Был он беден, «крепкого сложения, сухопарый[2] телом и худощавый лицом»; любитель рано вставать и страстный охотник. Из чего можно сделать заключение, что по темпераменту был он холериком, ибо главнейшие черты представителей этого темперамента — пылкость и сухопарость; и тот, кто обратится к упоминавшемуся выше «Исследованию способностей к наукам», трактату, каковой его сочинитель, доктор дон Хуан Уарте, посвятил его величеству королю Филиппу II, увидит, как подходит к Дон Кихоту то, что говорил сей лекарь — подобно Дон Кихоту, весьма хитроумный — о темпераментах людей пылких и сухопарых. Таким же темпераментом был наделен и тот рыцарь Христа, Иньиго де Лойола,>4 о котором предстоит нам много говорить в этой книге и о котором падре Педро де Риваденейра, создавший жизнеописание его, в главе пятой из пятой же книги своего труда замечает, что был он «очень пылкого склада и очень холерического», гневливый, стало быть; и хотя позже победил в себе гневливость, пылкость осталась при нем, а с нею «предприимчивость и решимость, присущие оной и необходимые для осуществления его замыслов». И вполне естественно, что темперамент у Лойолы был как у Дон Кихота, ибо Лойоле предстояло возглавить воинство и дело его жизни было делом военным. И даже самые мелкие подробности возвещали, кем предстоит ему стать, ибо, описывая нам внешность его и телесный склад в главе XVIII книги IV, уже упоминавшийся падре, его жизнеописатель, говорит, что имел дон Иньиго лоб широкий и гладкий и лысину весьма почтенного вида. Что совпадает с четвертым из признаков, по которым, согласно доктору Уарте, можно признать человека с воинскими дарованиями, и признак этот — лысая голова, «а причина тому вполне ясна, — говорит доктор и добавляет: — ибо дар воображения пребывает в передней части головы, подобно прочим умственным дарам, избыток же пыла опаляет кожный ее покров, и смыкаются поры, сквозь кои прорастают волосы; а питаются оные, по утверждению медиков, отходами, кои мозг производит, когда принимает пищу; но, поскольку великий жар истребляет и сжигает сии отходы, волосам не из чего зародиться». Из чего я делаю вывод, что у Дон Кихота, хотя наиточнейший его биограф о том не упоминает, лоб также был высокий, открытый и гладкий; и был наш идальго лыс.
Дон Кихот любил охотиться, а занятие это учит военным хитростям и приемам; и таким вот образом, в поисках зайцев и куропаток, исходил он вдоль и поперек окрестности своего селения, и, нужно полагать, исходил их в одиночестве и налегке под незапятнанной чистотой ламанчского своего неба.
Жил он в бедности и в досуге; досуги же его длились почти круглый год.
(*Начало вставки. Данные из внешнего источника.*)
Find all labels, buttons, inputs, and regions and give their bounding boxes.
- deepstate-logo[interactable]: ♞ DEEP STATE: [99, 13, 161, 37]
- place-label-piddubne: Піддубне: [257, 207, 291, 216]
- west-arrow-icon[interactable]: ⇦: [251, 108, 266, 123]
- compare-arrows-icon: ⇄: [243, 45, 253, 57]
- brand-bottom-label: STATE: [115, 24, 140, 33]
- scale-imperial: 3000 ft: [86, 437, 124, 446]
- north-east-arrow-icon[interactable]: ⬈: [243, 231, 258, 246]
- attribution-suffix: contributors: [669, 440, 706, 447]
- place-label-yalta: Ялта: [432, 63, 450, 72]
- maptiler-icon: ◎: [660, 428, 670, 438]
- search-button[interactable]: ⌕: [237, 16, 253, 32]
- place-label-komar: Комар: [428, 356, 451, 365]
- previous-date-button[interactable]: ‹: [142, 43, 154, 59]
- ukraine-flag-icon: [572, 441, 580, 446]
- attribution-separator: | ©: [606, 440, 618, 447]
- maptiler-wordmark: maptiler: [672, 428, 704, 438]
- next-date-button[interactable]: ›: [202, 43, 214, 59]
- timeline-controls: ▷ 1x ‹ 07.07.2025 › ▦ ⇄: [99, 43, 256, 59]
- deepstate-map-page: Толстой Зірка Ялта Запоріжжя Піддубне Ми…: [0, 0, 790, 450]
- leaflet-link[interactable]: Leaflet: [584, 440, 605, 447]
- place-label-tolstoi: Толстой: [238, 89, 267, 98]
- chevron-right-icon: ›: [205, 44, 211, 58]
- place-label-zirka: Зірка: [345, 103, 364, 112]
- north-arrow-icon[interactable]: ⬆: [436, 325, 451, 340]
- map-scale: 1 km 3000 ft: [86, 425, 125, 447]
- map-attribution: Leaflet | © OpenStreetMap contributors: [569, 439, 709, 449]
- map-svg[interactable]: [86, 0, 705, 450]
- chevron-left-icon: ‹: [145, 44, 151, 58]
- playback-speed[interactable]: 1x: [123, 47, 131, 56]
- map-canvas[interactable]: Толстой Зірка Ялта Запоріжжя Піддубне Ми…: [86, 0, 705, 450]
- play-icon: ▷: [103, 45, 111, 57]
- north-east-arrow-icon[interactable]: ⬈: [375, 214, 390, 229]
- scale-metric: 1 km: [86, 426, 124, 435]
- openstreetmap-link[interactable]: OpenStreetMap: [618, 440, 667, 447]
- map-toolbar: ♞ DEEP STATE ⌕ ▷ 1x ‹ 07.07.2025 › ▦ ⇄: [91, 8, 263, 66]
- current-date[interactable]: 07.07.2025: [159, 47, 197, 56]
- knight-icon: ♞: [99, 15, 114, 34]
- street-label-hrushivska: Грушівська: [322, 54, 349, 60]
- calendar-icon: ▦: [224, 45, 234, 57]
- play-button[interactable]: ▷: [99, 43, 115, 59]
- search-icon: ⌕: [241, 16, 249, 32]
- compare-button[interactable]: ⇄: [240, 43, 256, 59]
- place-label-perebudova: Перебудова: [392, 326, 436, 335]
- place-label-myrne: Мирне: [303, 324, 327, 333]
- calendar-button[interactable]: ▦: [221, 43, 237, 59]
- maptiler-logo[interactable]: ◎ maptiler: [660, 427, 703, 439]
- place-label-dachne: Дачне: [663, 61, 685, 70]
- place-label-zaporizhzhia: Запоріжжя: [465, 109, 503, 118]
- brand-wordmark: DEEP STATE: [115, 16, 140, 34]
И ничто в мире не изощряет хитроумие настолько, насколько изощряет его бедность и досужливость. Бедность побуждала нашего идальго любить жизнь, ибо не давала ему возможности ничем пресытиться и питала надеждами; а досужливость побуждала, должно быть, к раздумьям о жизни нескончаемой и волнующей. Сколько раз в часы утренней охоты мечталось ему, что имя его разнесется окрест по открытым этим равнинам, и проникнет под любой кров, и найдет отзвук во всей шири земной и во все века! Честолюбивыми мечтаниями питал он досужливость свою и бедность и, отрешенный от утех жизни, возжаждал бессмертия, которому не будет конца.
Сорок с лишним лет своей неприметной жизни — когда наш идальго вступил на путь бессмертия, было ему, как известно, под пятьдесят — эти сорок с лишним лет чем занимался он кроме охоты да управления хозяйством? В долгие часы неторопливой своей жизни какими созерцаниями питал он свою душу? Ибо склада он был созерцательного, поскольку лишь люди созерцательного склада отваживаются на дела, подобные тому, которое он предпринял.
Да не останется без внимания то обстоятельство, что наш идальго не ступил на пути мирские и на стезю искупительного подвижничества, покуда не приблизился к пятидесяти, к поре жизненной зрелости, достигшей совершенства. Стало быть, безумие его расцвело лишь тогда, когда достигли полного совершенства доброта и разум. Был он не юнцом, ринувшимся очертя голову на поприще, мало ему знакомое, но мужем, разумным и мозговитым, впавшим в безумие единственно по причине зрелости духа.